TEDx2025


The other day I was explaining Greek orders to my daughter, who was doing her homework on the history of art.
Céleste is 16 and she tells me that she doesn't want to become an architect. However, she is curious enough to ask me why Greek temples always have even numbers of columns.

I explained that when you have an even number of columns, you always have a space in the middle where you can place an entrance. You can call it symmetry.
If you had an odd number of columns, let’s say five for example, you would have a column in the middle, so you would have to place the entrance to the left or right, but not in the middle. So actually it is the entrance that gives the rule.

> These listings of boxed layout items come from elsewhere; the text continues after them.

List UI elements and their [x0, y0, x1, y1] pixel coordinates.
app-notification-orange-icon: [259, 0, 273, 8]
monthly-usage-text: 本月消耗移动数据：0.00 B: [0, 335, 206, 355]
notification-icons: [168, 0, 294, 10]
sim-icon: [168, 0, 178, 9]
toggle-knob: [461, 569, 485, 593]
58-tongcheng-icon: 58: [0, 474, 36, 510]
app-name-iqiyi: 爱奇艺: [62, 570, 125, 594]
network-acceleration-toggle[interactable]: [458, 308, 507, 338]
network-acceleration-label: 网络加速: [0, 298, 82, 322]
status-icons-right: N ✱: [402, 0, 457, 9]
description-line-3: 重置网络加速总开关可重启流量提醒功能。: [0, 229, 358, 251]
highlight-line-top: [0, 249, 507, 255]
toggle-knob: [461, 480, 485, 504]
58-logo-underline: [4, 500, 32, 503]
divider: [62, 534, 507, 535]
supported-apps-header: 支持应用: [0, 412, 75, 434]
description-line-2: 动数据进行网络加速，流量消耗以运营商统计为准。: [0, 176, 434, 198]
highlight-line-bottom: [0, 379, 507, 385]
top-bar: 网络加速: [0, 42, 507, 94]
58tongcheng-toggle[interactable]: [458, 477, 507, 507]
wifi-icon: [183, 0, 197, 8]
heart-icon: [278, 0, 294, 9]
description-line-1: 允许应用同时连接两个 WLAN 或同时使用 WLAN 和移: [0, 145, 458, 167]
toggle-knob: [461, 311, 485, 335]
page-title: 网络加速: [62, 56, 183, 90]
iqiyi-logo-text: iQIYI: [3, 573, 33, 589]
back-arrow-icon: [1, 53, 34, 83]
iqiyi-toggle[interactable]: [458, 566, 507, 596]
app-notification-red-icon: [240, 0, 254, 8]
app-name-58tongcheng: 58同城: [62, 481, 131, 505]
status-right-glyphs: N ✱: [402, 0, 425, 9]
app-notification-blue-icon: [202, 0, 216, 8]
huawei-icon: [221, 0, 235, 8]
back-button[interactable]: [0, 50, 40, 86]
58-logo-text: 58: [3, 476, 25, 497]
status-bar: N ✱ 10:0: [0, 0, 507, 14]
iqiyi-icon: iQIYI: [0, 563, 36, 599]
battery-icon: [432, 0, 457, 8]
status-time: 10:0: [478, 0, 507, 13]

But there are a few exceptions, and exceptions should confirm the rule, right?
The Basilica at Paestum has nine columns—an odd number of columns—because it has a double entrance. In this way we still see the symmetry.This is a simple way of seeing things.
But actually there is another meaning behind it.
If you consider a column as a plane and the space between columns as a void, you have an even number of planes and an odd number of voids. And in the middle you will have a void.For the Greeks and all other older cultures, the void was more important than the plane. So they always used an even number of columns—at least in cases where they did not have two entrances.

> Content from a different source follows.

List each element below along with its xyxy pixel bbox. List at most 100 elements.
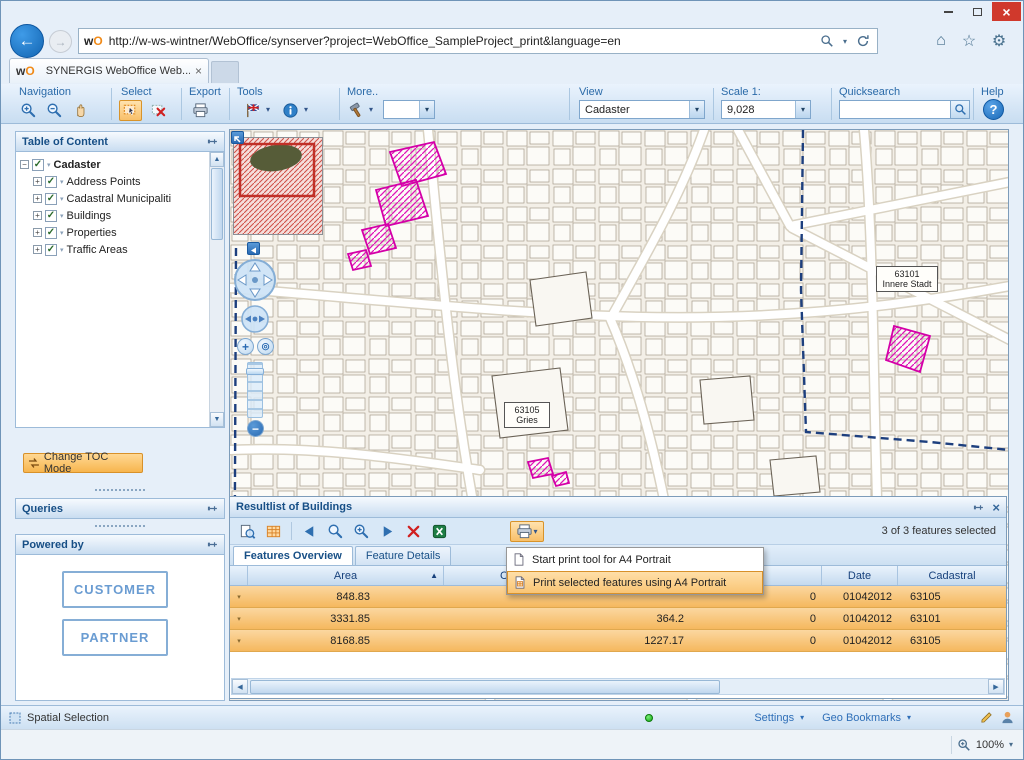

So what is the void that is so important?
The void is a space; it is the emptiness that creates the inside and the outside of every building.Let’s imagine a building like a bottle, and you start to fill it with water. The water that you can fill into the bottle is space—a void, the emptiness.The bottle itself is a plane. It is the materiality of architecture: the construction, the walls, the bricks, the stone, the concrete, the wood. Everything you need to enclose and create the emptiness inside.Of course architecture is both—the bottle and the water. But it is the water that really counts.
You need planes to define, to construct, to frame the void, but it is the void that really matters.

So the void, or emptiness, is the center of any architecture.
Architecture is a work of art, but it is a work of art with an inside that we can live in. The inside can sometimes be an outside, but it is still architecture. In any situation it is space—an emptiness, a void—that is central.It is a simple thing, but to me it was a discovery.

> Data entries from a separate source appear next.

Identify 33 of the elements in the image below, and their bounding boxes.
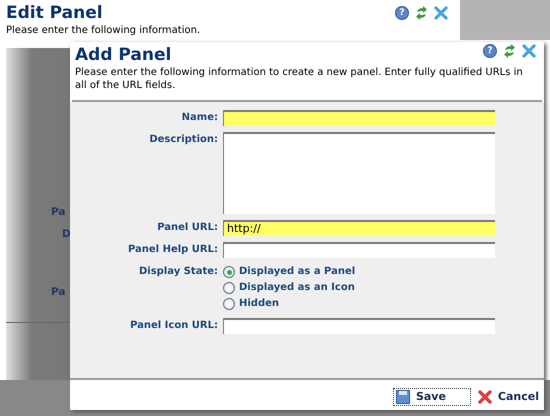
help-icon[interactable]: ? <box>395 6 409 20</box>
field-label: D <box>62 227 71 242</box>
text-field[interactable]: http:// <box>223 220 495 236</box>
refresh-icon[interactable] <box>415 6 428 20</box>
field-label: Pa <box>51 285 66 300</box>
dialog-title: Add Panel <box>75 44 172 66</box>
option-label[interactable]: Hidden <box>239 296 280 312</box>
close-icon[interactable] <box>434 6 448 20</box>
option-label[interactable]: Displayed as an Icon <box>239 280 355 296</box>
field-label: Panel URL: <box>156 221 218 235</box>
field-label: Display State: <box>138 265 218 279</box>
refresh-icon[interactable] <box>503 44 516 58</box>
radio-button[interactable] <box>223 298 235 310</box>
instructions-text: Please enter the following information to create a new panel. Enter fully qualified URLs in all of the URL fields. <box>75 66 524 92</box>
close-icon <box>478 390 492 404</box>
field-label: Name: <box>180 111 218 125</box>
description-field[interactable] <box>223 132 495 214</box>
option-label[interactable]: Displayed as a Panel <box>239 264 356 280</box>
save-button[interactable]: Save <box>392 388 471 406</box>
radio-button[interactable] <box>223 282 235 294</box>
text-field[interactable] <box>223 110 495 126</box>
field-label: Panel Icon URL: <box>129 319 218 333</box>
field-label: Panel Help URL: <box>126 243 218 257</box>
instructions-text: Please enter the following information. <box>6 24 202 37</box>
field-label: Pa <box>51 205 66 220</box>
field-label: Description: <box>148 133 218 147</box>
cancel-button[interactable]: Cancel <box>474 388 542 406</box>
text-field[interactable] <box>223 318 495 334</box>
text-field[interactable] <box>223 242 495 258</box>
help-icon[interactable]: ? <box>483 44 497 58</box>
close-icon[interactable] <box>522 44 536 58</box>
radio-button[interactable] <box>223 266 235 278</box>
dialog-title: Edit Panel <box>6 2 103 24</box>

So when we imagine a building, a site, or a project, we have to start with an idea related to the void.
But let’s not forget that every building should have a meaning.So what is the meaning?Meaning is the other side of the void.
Void and meaning are one and the same. You cannot separate them.So let’s conclude that void—space—emptiness should have a meaning.
You can say that the void is more phenomenal, while the meaning is more social.If you start with the idea of the void, you will also have a meaning.
Void and meaning are one and the same, and they are the beginning of architecture.

So what is the next step?We explained that architecture starts with the idea of space, which is the idea of the meaning of the future building.After that you have to define and decide the programme, which is actually a very practical thing. You imagine rooms and spaces that a certain programme may need.After you dispose or compose all the elements that the project needs to reach the unity you have in mind, you will start to articulate.

Articulation is a very important process, which means finding and maybe reaching “what the building wants to be.”The most common mistake in architectural practice is wanting to do something precise at any cost. I illustrate it with the image of someone trying to fit an elephant into a small car.Articulation is a way to understand what the building wants to become. When you do, you simply follow that path until you reach the moment when you feel you have reached unity—and then you stop.

Because architecture is rational and intuitive at the same time.
With rationality you can conceive parts, but it is only with intuition that you can feel the unity.Architecture can be many things at the same time, but the only thing that cannot be anything else but architecture is the feeling of space—the feeling of beauty in space. 

So what is beauty in architecture?Beauty is the feeling of harmony—a moment when all the composing elements have reached equal relationships with one another, and this harmony becomes visible.Beauty is the manifestation of love. Without love there is no architecture, only meaningless and endless constructions that unfortunately fill and destroy our environment.